Contracts? We don’t need no stinkin’ Contracts!

September 24, 2009

When dealing with a commercial photographer,  there will almost always be some sort of agreement you must sign. Sometimes, it might be just a few lines while other times, it might be a multi-page document. To be clear, the contract is not there to protect the photographer. It is there so that everyone knows what the ground rules are and what to expect! It is impossible for an agreement to cover every possible situation that could come up, but a detailed one will cover the most common ones.

Wedding Photography is the area where you are most likely to encounter a contract.  It is not surprising since this is probably the biggest investment a couple will make in photography. Not to mention that there rarely is a makeover.  In our case, the wedding photo agreement is 5 pages!

The first page contains the basic details: name and contact info for the couple and their parents, the event information (Ceremony and Reception venue), a list of key players (wedding coordinator, location manager, officiator, etc…) as well as cell phone number of two contact persons on the day of the wedding, should something need to be clarified. The couple will be busy enough! They don’t need to be bothered by things like tracking down Uncle Vern for the family photo.

The second page contains the costs and details of the photography package purchased. Any travel costs incurred, taxes, when the payment must be made, etc.. We then have 2 pages of clauses and the last page contains the signature block. Here are typical clauses you will find in photography agreements.

COPYRIGHT: You will typically find this in all photography agreements. In the US, any photographic image is copyrighted by the photographer who presses the shutter release. It’s the law. This means that the photographers controls who can have a copy of their image. It will typically say that you have the right to use the image for your personal enjoyment, but can’t make money off them.

PRODUCT DELIVERY: When will the final image be available?  You sometimes hear horror stories about couples not getting their images for a year or more. This makes it clear when you should expect to receive your photographs.

PAYMENT SCHEDULE: In wedding photography, you typically pay a retainer to the photographer to book the wedding date. Most photographers also insist on full payment before the wedding. This explains when payments should be received.

CANCELLATION: What happens if you cancel the agreement with the photographer? Most times, the photographer keeps the deposit, but sometimes if they can find another wedding for the same date, they might issue a refund.

EXHIBITION: Most photographers want the ability to use photographs they take on their web site, in their brochure, in sample books, etc… This might also cover entering photographic contests.

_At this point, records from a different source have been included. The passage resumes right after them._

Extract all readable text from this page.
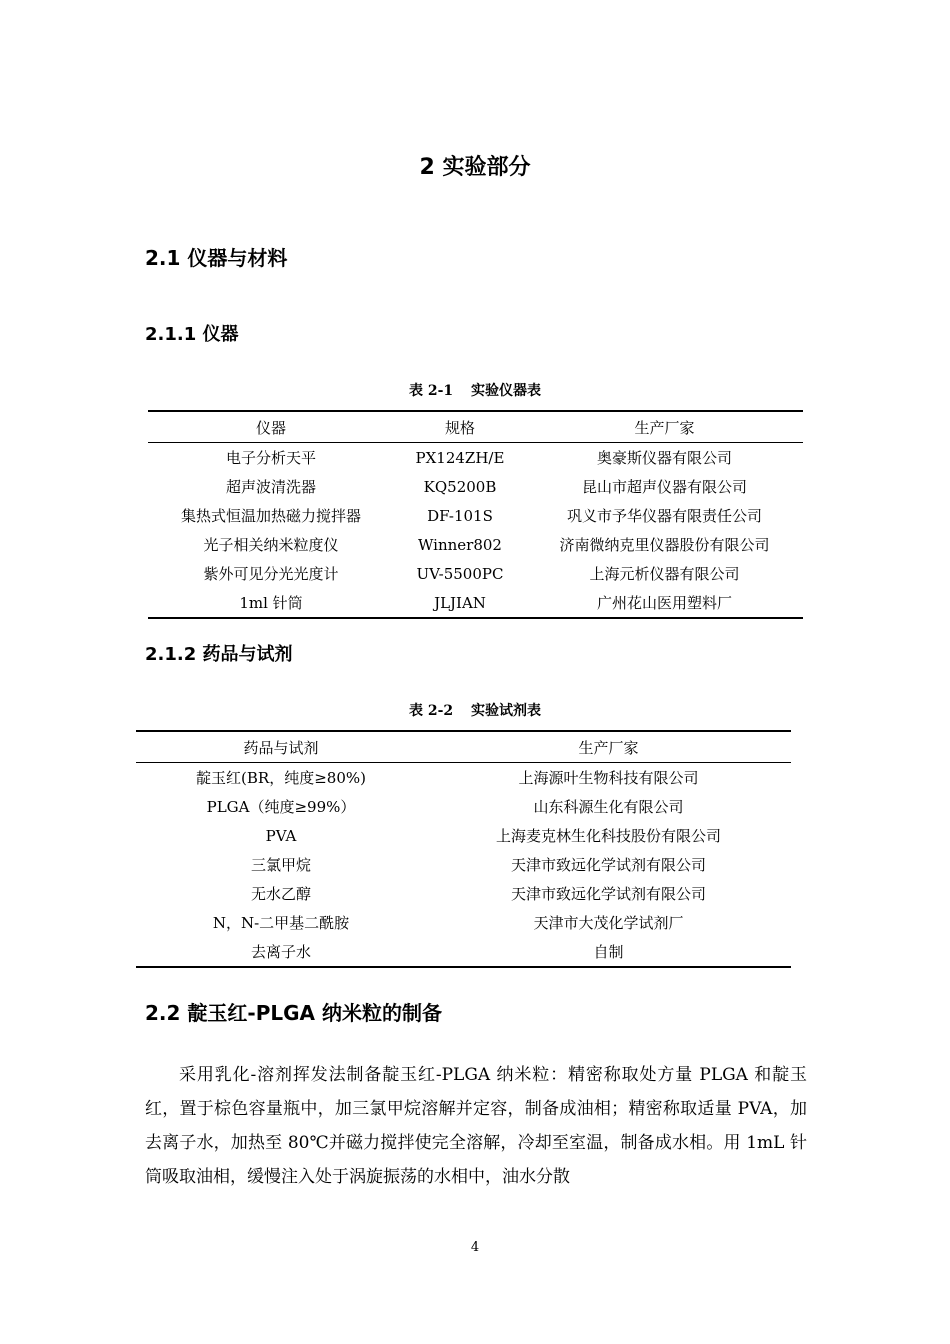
2 实验部分
2.1 仪器与材料
2.1.1 仪器
表 2-1 实验仪器表
仪器	规格	生产厂家
电子分析天平	PX124ZH/E	奥豪斯仪器有限公司
超声波清洗器	KQ5200B	昆山市超声仪器有限公司
集热式恒温加热磁力搅拌器	DF-101S	巩义市予华仪器有限责任公司
光子相关纳米粒度仪	Winner802	济南微纳克里仪器股份有限公司
紫外可见分光光度计	UV-5500PC	上海元析仪器有限公司
1ml 针筒	JLJIAN	广州花山医用塑料厂
2.1.2 药品与试剂
表 2-2 实验试剂表
药品与试剂	生产厂家
靛玉红(BR，纯度≥80%)	上海源叶生物科技有限公司
PLGA（纯度≥99%）	山东科源生化有限公司
PVA	上海麦克林生化科技股份有限公司
三氯甲烷	天津市致远化学试剂有限公司
无水乙醇	天津市致远化学试剂有限公司
N，N-二甲基二酰胺	天津市大茂化学试剂厂
去离子水	自制
2.2 靛玉红-PLGA 纳米粒的制备
采用乳化-溶剂挥发法制备靛玉红-PLGA 纳米粒：精密称取处方量 PLGA 和靛玉红，置于棕色容量瓶中，加三氯甲烷溶解并定容，制备成油相；精密称取适量 PVA，加去离子水，加热至 80℃并磁力搅拌使完全溶解，冷却至室温，制备成水相。用 1mL 针筒吸取油相，缓慢注入处于涡旋振荡的水相中，油水分散
4
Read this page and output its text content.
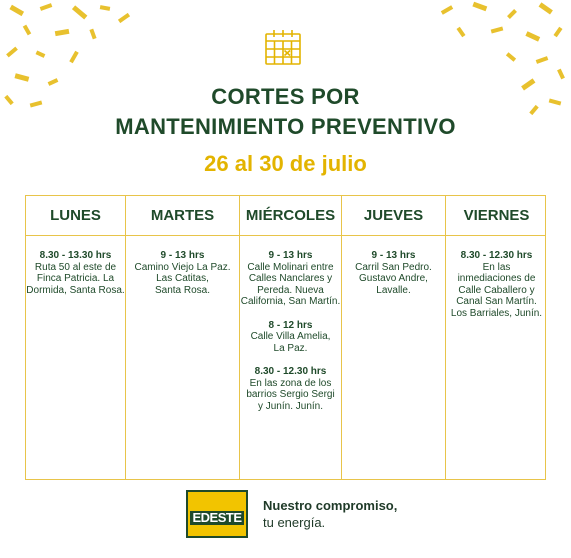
CORTES POR
MANTENIMIENTO PREVENTIVO
26 al 30 de julio
LUNES
8.30 - 13.30 hrs
Ruta 50 al este de
Finca Patricia. La
Dormida, Santa Rosa.
MARTES
9 - 13 hrs
Camino Viejo La Paz.
Las Catitas,
Santa Rosa.
MIÉRCOLES
9 - 13 hrs
Calle Molinari entre
Calles Nanclares y
Pereda. Nueva
California, San Martín.
8 - 12 hrs
Calle Villa Amelia,
La Paz.
8.30 - 12.30 hrs
En las zona de los
barrios Sergio Sergi
y Junín. Junín.
JUEVES
9 - 13 hrs
Carril San Pedro.
Gustavo Andre,
Lavalle.
VIERNES
8.30 - 12.30 hrs
En las
inmediaciones de
Calle Caballero y
Canal San Martín.
Los Barriales, Junín.
EDESTE
Nuestro compromiso,
tu energía.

MODEL RELEASE: Some contract include a model release which in effect says that they can use pictures they take of you for any purpose they so choose.  This would include commercial use like Ads, Billboards, TV Spots or any other such thing.

FORCE MAJEURE: What happens if the photographer breaks a leg?  There are riots in the street?  A hurricane is coming to town?  In these cases, most contracts provide for a full refund.

SATISFACTION GUARANTEE: A few contracts provide for the eventuality that if you don’t like any of the photographs taken, you might be entitled to a refund or a reshoot. These are few and far between, but certainly can provide peace of mind.

There are many other elements that could be present in an agreement. In any case, your photographer should explain all of them clearly and to your satisfaction.  You could even have your own lawyer review the agreement if you were so inclined.  I don’t think any serious photographer would object.

At the end of the day, regardless of the type or length of the contract, you should be comfortable with the photographer as a person. They will be around you for hours on end! You want someone you get along with and that will treat you with respect.